Thursday, July 05, 2018

Former South Yemen PM Condemns UAE-backed Southern Separatists as “Racist Failures”
Former South Yemeni prime minister Haidar Abu Bakr al-Attas has vehemently denied rumours that he would be joining the Southern Transitional Council (STC), adding that the UAE-backed separatist organisation is but a “racist failure”.

July 5, 2018
By Brecht Jonkers

SANA’A – Former Prime Minister of the Democratic People’s Republic of Yemen (also known as South Yemen) Haidar Abu Bakr al-Attas, has strongly condemned the currently existing separatist organisations Southern Transitional Council (STC) and its affiliated Security Belt militia, both of whom are supported by the United Arab Emirates (UAE).

In an official statement that was published by the Yemen Press Agency, al-Attas vehemently denied allegations that he would have accepted chairmanship of the STC, calling the organisation “a failure” and accusing it of racism.

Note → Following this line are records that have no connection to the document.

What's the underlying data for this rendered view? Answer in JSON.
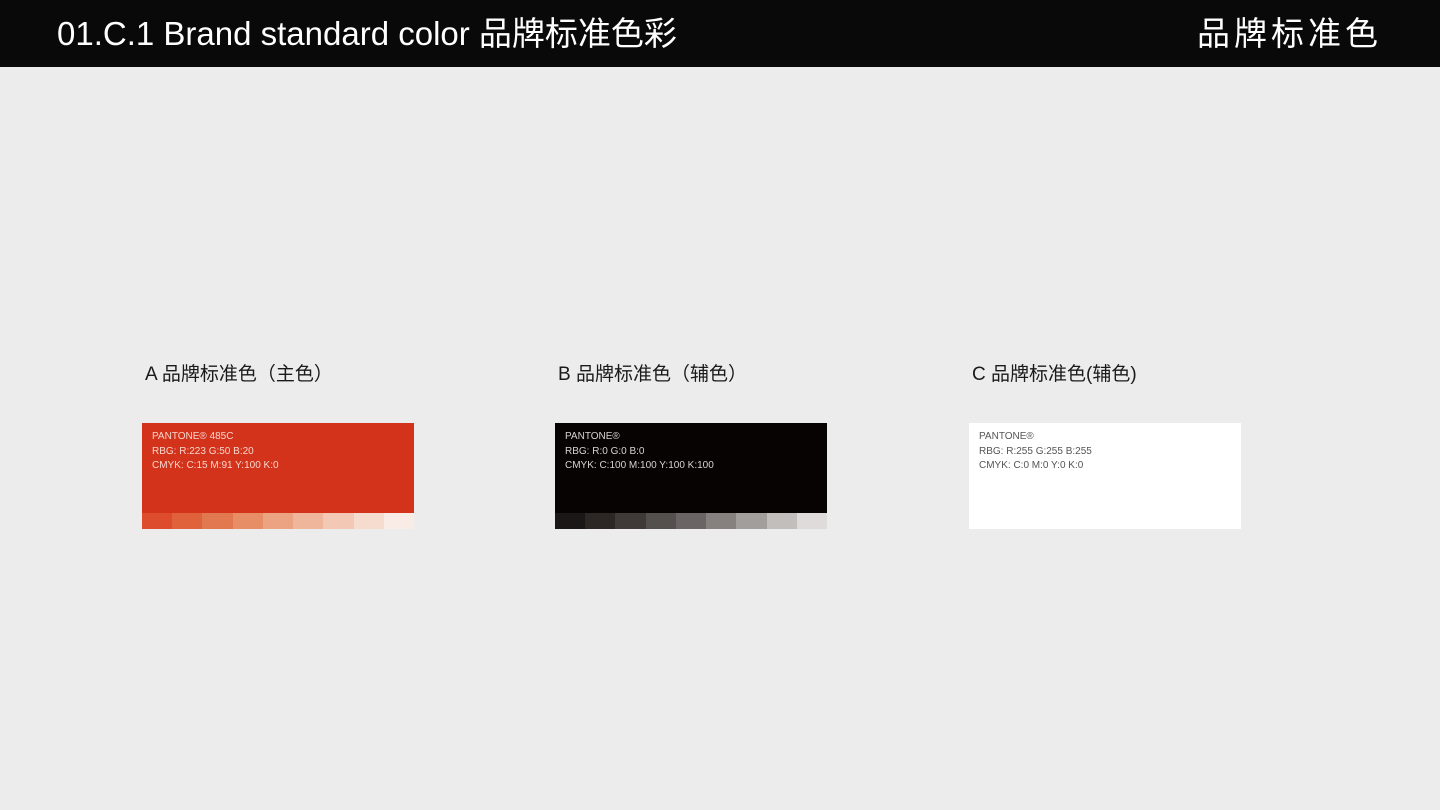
{
  "header": {
    "title": "01.C.1 Brand standard color 品牌标准色彩",
    "right_label": "品牌标准色"
  },
  "sections": [
    {
      "label": "A 品牌标准色（主色）",
      "card": {
        "background": "#d3321b",
        "text_color": "#f7d6cc",
        "pantone": "PANTONE®   485C",
        "rgb": "RBG: R:223 G:50 B:20",
        "cmyk": "CMYK: C:15 M:91 Y:100 K:0"
      },
      "swatches": [
        "#dd4c2d",
        "#e0623b",
        "#e2784f",
        "#e78e66",
        "#eca382",
        "#f0b69b",
        "#f3c8b4",
        "#f6dccf",
        "#f9ece6"
      ]
    },
    {
      "label": "B 品牌标准色（辅色）",
      "card": {
        "background": "#070303",
        "text_color": "#d8d2d0",
        "pantone": "PANTONE®",
        "rgb": "RBG: R:0 G:0 B:0",
        "cmyk": "CMYK: C:100 M:100 Y:100 K:100"
      },
      "swatches": [
        "#1a1716",
        "#2c2725",
        "#3f3a38",
        "#54504e",
        "#6a6564",
        "#86807e",
        "#a29e9c",
        "#c1bebc",
        "#dedbda"
      ]
    },
    {
      "label": "C 品牌标准色(辅色)",
      "card": {
        "background": "#ffffff",
        "text_color": "#555555",
        "pantone": "PANTONE®",
        "rgb": "RBG: R:255 G:255 B:255",
        "cmyk": "CMYK: C:0 M:0 Y:0 K:0"
      },
      "swatches": []
    }
  ]
}
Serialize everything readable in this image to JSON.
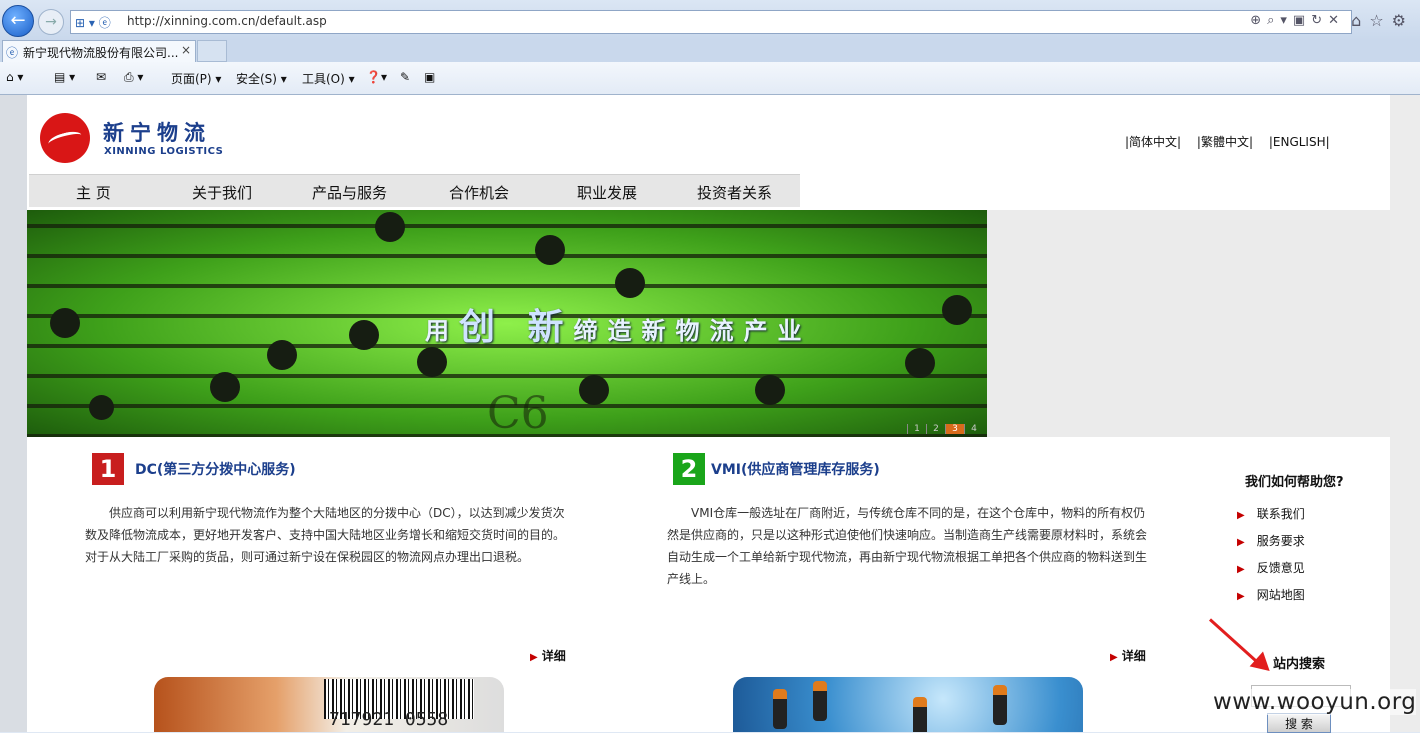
{
  "browser": {
    "url": "http://xinning.com.cn/default.asp",
    "tab_title": "新宁现代物流股份有限公司...",
    "tab_close": "×",
    "back_glyph": "←",
    "forward_glyph": "→",
    "commands": [
      "页面(P) ▾",
      "安全(S) ▾",
      "工具(O) ▾"
    ]
  },
  "header": {
    "logo_cn": "新宁物流",
    "logo_en": "XINNING LOGISTICS",
    "lang_links": [
      "|简体中文|",
      "|繁體中文|",
      "|ENGLISH|"
    ]
  },
  "nav": {
    "items": [
      "主 页",
      "关于我们",
      "产品与服务",
      "合作机会",
      "职业发展",
      "投资者关系"
    ]
  },
  "banner": {
    "slogan_1": "用",
    "slogan_2": "创 新",
    "slogan_3": "缔造新物流产业",
    "slide_numbers": [
      "1",
      "2",
      "3",
      "4"
    ],
    "active_slide": "3",
    "chip_text": "C6"
  },
  "sections": [
    {
      "number": "1",
      "title": "DC(第三方分拨中心服务)",
      "body": "　　供应商可以利用新宁现代物流作为整个大陆地区的分拨中心（DC），以达到减少发货次数及降低物流成本，更好地开发客户、支持中国大陆地区业务增长和缩短交货时间的目的。对于从大陆工厂采购的货品，则可通过新宁设在保税园区的物流网点办理出口退税。",
      "detail": "详细",
      "badge_color": "#c81e1e"
    },
    {
      "number": "2",
      "title": "VMI(供应商管理库存服务)",
      "body": "　　VMI仓库一般选址在厂商附近，与传统仓库不同的是，在这个仓库中，物料的所有权仍然是供应商的，只是以这种形式迫使他们快速响应。当制造商生产线需要原材料时，系统会自动生成一个工单给新宁现代物流，再由新宁现代物流根据工单把各个供应商的物料送到生产线上。",
      "detail": "详细",
      "badge_color": "#1aa51a"
    }
  ],
  "help": {
    "title": "我们如何帮助您?",
    "links": [
      "联系我们",
      "服务要求",
      "反馈意见",
      "网站地图"
    ]
  },
  "search": {
    "title": "站内搜索",
    "input_value": "",
    "button_label": "搜 索"
  },
  "images": {
    "barcode_number": "717921 0558"
  },
  "watermark": "www.wooyun.org"
}
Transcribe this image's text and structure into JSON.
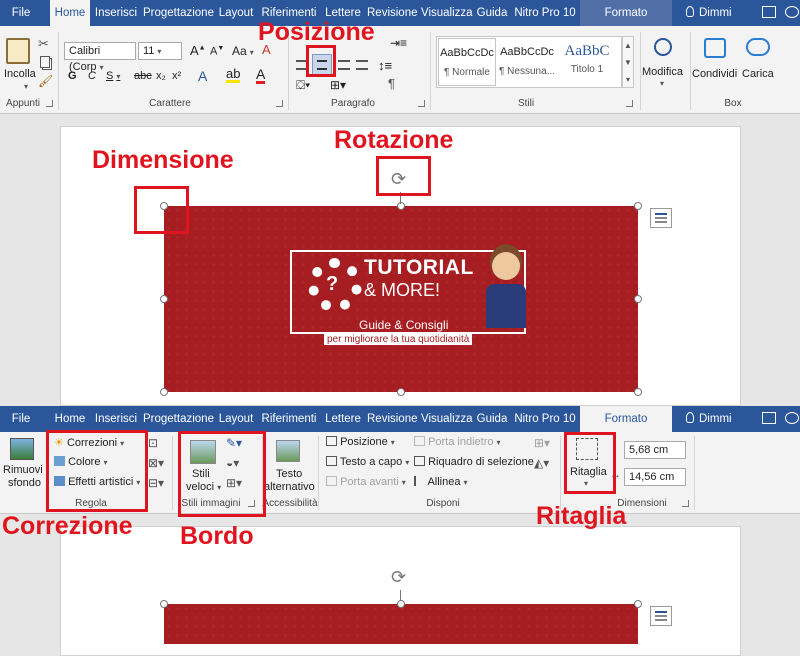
{
  "top": {
    "tabs": [
      "File",
      "Home",
      "Inserisci",
      "Progettazione",
      "Layout",
      "Riferimenti",
      "Lettere",
      "Revisione",
      "Visualizza",
      "Guida",
      "Nitro Pro 10"
    ],
    "context_tab": "Formato",
    "tell_me": "Dimmi",
    "clipboard": {
      "paste": "Incolla",
      "label": "Appunti"
    },
    "font": {
      "name": "Calibri (Corp",
      "size": "11",
      "bold": "G",
      "italic": "C",
      "underline": "S",
      "strike": "abc",
      "sub": "x₂",
      "sup": "x²",
      "grow": "A",
      "shrink": "A",
      "case": "Aa",
      "label": "Carattere"
    },
    "paragraph": {
      "label": "Paragrafo",
      "pilcrow": "¶"
    },
    "styles": {
      "label": "Stili",
      "items": [
        {
          "preview": "AaBbCcDc",
          "name": "¶ Normale"
        },
        {
          "preview": "AaBbCcDc",
          "name": "¶ Nessuna..."
        },
        {
          "preview": "AaBbC",
          "name": "Titolo 1"
        }
      ]
    },
    "editing": {
      "label": "Modifica"
    },
    "box": {
      "share": "Condividi",
      "upload": "Carica",
      "label": "Box"
    }
  },
  "bottom": {
    "tabs": [
      "File",
      "Home",
      "Inserisci",
      "Progettazione",
      "Layout",
      "Riferimenti",
      "Lettere",
      "Revisione",
      "Visualizza",
      "Guida",
      "Nitro Pro 10"
    ],
    "context_tab": "Formato",
    "tell_me": "Dimmi",
    "adjust": {
      "remove_bg_1": "Rimuovi",
      "remove_bg_2": "sfondo",
      "corrections": "Correzioni",
      "color": "Colore",
      "artistic": "Effetti artistici",
      "label": "Regola"
    },
    "picture_styles": {
      "quick_1": "Stili",
      "quick_2": "veloci",
      "label": "Stili immagini"
    },
    "accessibility": {
      "alt_1": "Testo",
      "alt_2": "alternativo",
      "label": "Accessibilità"
    },
    "arrange": {
      "position": "Posizione",
      "wrap": "Testo a capo",
      "forward": "Porta avanti",
      "backward": "Porta indietro",
      "selection": "Riquadro di selezione",
      "align": "Allinea",
      "label": "Disponi"
    },
    "size": {
      "crop": "Ritaglia",
      "height": "5,68 cm",
      "width": "14,56 cm",
      "label": "Dimensioni"
    }
  },
  "banner": {
    "title": "TUTORIAL",
    "subtitle": "& MORE!",
    "line1": "Guide & Consigli",
    "line2": "per migliorare la tua quotidianità"
  },
  "annotations": {
    "posizione": "Posizione",
    "rotazione": "Rotazione",
    "dimensione": "Dimensione",
    "correzione": "Correzione",
    "bordo": "Bordo",
    "ritaglia": "Ritaglia"
  },
  "colors": {
    "accent": "#2b579a",
    "banner": "#a61e22",
    "callout": "#e0141e"
  }
}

Haidar Abu Bakr al-Attas was Prime Mininister of South Yemen, back then an independent country known as the Democratic People’s Republic of Yemen, from 1985 to 1990. After the unification of North and South in 1990, he was appointed Prime Minister of Yemen by then-president Ali Abdullah Saleh. In 1994 however, in protest against the mistreatment of South Yemenis by the Saleh regime, al-Attas joined the rebellion of Southerners with the aim to re-establish an independent South Yemen, but this revolution was suppressed.

After the Saudi-led coalition invaded Yemen in March 2015, a new separatist organisation named the Southern Transitional Council was created under the leadership of Major General al-Zubaidi, with backing from the UAE. This organisation is however widely seen as a tool of the Emirati intervention. Haidar al-Attas was rumpured to be the successor of the STC, possibly as a way for the UAE-funded organisation to gain legitimacy.

However, the former Prime Minister has now clearly denied these allegations, stating that his history would not allow him to join an organisation such as the STC, adding that the movement had been popularly rejected by the South Yemenis themselves.